School Choice Wisconsin reached out to the Wisconsin Department of Public Instruction to see if choice schools can take advantage of the bridge week concept and to ask if such bridge weeks do not violate the 1,137 hours per school year the state requires for high schoolers—hours the DPI closely monitors for compliance, requiring choice schools to process headache-inducing paperwork so exacting it takes training to fill it out. The DPI is demanding concerning this paperwork for choice schools and does ask for redos and clarifications.

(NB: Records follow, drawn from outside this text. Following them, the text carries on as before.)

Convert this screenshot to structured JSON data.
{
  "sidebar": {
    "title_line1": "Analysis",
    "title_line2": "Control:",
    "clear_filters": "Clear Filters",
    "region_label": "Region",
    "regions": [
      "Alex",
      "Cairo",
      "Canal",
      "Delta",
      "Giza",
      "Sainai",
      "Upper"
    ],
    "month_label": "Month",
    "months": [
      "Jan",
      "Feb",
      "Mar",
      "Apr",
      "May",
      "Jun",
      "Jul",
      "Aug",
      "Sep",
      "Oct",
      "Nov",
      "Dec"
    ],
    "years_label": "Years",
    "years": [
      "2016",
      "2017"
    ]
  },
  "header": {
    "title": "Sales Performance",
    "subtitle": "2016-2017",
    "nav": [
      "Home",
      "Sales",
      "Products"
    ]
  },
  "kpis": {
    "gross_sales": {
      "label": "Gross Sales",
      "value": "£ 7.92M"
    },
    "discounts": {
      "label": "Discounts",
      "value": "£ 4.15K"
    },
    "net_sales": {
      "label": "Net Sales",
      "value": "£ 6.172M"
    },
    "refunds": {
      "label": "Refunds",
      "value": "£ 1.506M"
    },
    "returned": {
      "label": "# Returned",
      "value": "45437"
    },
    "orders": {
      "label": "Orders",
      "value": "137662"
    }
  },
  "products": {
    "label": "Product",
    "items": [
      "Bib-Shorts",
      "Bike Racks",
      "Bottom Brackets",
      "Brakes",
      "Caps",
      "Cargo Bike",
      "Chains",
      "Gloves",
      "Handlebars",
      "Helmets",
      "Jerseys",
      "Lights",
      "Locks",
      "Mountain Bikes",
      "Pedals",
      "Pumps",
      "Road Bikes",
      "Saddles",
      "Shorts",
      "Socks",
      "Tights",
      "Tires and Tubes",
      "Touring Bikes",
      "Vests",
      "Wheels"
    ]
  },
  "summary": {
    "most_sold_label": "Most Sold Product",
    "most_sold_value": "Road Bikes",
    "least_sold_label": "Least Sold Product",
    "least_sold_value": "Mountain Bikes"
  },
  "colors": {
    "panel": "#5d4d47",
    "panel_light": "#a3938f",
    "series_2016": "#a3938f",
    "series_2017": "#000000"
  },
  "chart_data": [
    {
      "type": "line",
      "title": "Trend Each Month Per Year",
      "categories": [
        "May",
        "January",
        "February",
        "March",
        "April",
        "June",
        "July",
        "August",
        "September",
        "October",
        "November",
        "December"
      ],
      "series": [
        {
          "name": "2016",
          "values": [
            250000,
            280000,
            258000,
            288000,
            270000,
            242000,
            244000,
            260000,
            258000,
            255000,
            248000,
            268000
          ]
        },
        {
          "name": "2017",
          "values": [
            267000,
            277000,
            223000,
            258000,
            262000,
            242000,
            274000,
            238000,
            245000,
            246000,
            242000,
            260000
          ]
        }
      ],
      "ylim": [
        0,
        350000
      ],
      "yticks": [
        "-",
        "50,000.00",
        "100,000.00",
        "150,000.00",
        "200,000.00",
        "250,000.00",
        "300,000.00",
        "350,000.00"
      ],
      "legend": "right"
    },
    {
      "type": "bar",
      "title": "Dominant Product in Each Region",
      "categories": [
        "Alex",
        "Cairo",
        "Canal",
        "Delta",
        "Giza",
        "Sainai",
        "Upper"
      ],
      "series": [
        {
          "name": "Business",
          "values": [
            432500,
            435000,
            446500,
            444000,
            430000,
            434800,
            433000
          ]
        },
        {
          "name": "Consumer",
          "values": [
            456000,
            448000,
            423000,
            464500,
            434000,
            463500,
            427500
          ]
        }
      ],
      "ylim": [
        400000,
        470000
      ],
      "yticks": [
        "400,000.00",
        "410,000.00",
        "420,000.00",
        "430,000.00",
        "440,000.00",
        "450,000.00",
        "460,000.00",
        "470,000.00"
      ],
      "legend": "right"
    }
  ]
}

Not meeting the hours requirement could result in the state expelling a school from the choice program.
The DPI had denied a request from the Madison district in April for a waiver on the minimum number of required hours, the paper reported.

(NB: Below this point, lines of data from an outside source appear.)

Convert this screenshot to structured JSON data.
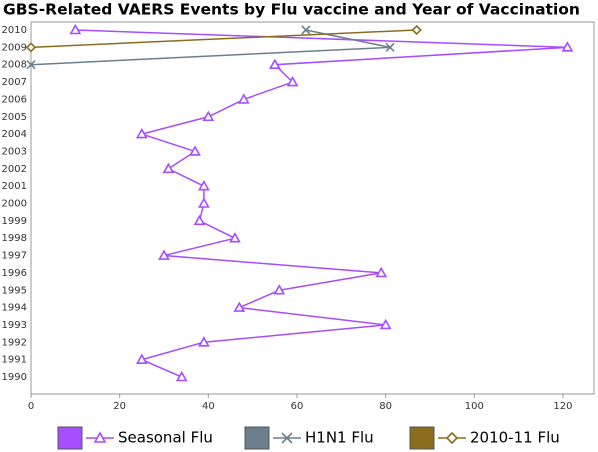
{
  "chart_data": {
    "type": "line",
    "orientation": "horizontal",
    "title": "GBS-Related VAERS Events by Flu vaccine and Year of Vaccination",
    "categories": [
      "1990",
      "1991",
      "1992",
      "1993",
      "1994",
      "1995",
      "1996",
      "1997",
      "1998",
      "1999",
      "2000",
      "2001",
      "2002",
      "2003",
      "2004",
      "2005",
      "2006",
      "2007",
      "2008",
      "2009",
      "2010"
    ],
    "series": [
      {
        "name": "Seasonal Flu",
        "color": "#a64dff",
        "marker": "triangle",
        "values": [
          34,
          25,
          39,
          80,
          47,
          56,
          79,
          30,
          46,
          38,
          39,
          39,
          31,
          37,
          25,
          40,
          48,
          59,
          55,
          121,
          10
        ]
      },
      {
        "name": "H1N1 Flu",
        "color": "#6b7f8f",
        "marker": "cross",
        "values": [
          null,
          null,
          null,
          null,
          null,
          null,
          null,
          null,
          null,
          null,
          null,
          null,
          null,
          null,
          null,
          null,
          null,
          null,
          0,
          81,
          62
        ]
      },
      {
        "name": "2010-11 Flu",
        "color": "#8c6d1f",
        "marker": "diamond",
        "values": [
          null,
          null,
          null,
          null,
          null,
          null,
          null,
          null,
          null,
          null,
          null,
          null,
          null,
          null,
          null,
          null,
          null,
          null,
          null,
          0,
          87
        ]
      }
    ],
    "xlim": [
      0,
      127
    ],
    "xticks": [
      0,
      20,
      40,
      60,
      80,
      100,
      120
    ],
    "grid": false,
    "legend": "bottom"
  }
}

In an emailed response to SCW, DPI spokesperson Chris Bucher cited Wisconsin Administrative Code’s “innovative instructional design.” The innovative instructional design allows school districts to design instructional programs aligned to school district standards and are typically used to improve student achievement through instruction offered outside of the normal school day, virtually or in an alternative setting, wrote Bucher. “This rule has been modified so that instructional hours may also include the hours of instructional programming offered through innovative instructional designs that apply to the entire school or grade level.”
Here is the language of the statute in question (PI 8.01(2)(f)): Each school district board shall annually schedule and hold at least 437 hours of direct pupil instruction in kindergarten, at least 1,050 hours of direct pupil instruction in grades 1 through 6, and at least 1,137 hours of direct pupil instruction in grades 7 through 12. The school hours are computed as the period from the start to the close of the school’s daily instructional schedule. Scheduled hours under this subdivision include recess and time for pupils to transfer between classes but do not include the lunch period. No more than 30 minutes per day may be counted for recess. Scheduled hours may also include the hours of instructional programming offered through innovative instructional designs that apply to the entire school or grade level. In computing the minimum number of instructional hours under this subdivision, schools may not count days and parts of days on which parent and teacher conferences are held, staff development or inservice programs are held, schools are closed for inclement weather, and no compensatory instruction is offered virtually, and when no direct instruction is provided.
Bucher further explained when asked if the Madison program passed DPI muster: “According to administrative code, public school districts are required to schedule and hold at least 437 hours of direct pupil instruction in kindergarten, at least 1,050 hours of direct pupil instruction in grades 1 through 6, and at least 1,137 hours of direct pupil instruction in grades 7 through 12. To my knowledge, MMSD has met that requirement, and within that minimum hours requirement, there is an allowance for certain instructional models, such as innovative instructional design. As the language of the requirement reads, this does not apply to individual students for individual amounts of time.”
Tim LeMonds, Madison district spokesperson, told the State Journal that since the schools are providing instruction on those days, instructional minutes are counted towards DPI requirements. “Whether a student chooses to attend or not does not negate the fact that instruction was provided by the school/district. It follows the same logic as asynchronous lessons,” he wrote in an email, the paper said.
The DPI recommends districts consider consulting with their attorney before developing such a program to ensure compliance with all applicable laws and address any practical matters that may arise, wrote Bucher.
Choice schools across the state will be interested to know that a bridge week option is an apparent tool for them, as it got the go-ahead for the Madison district.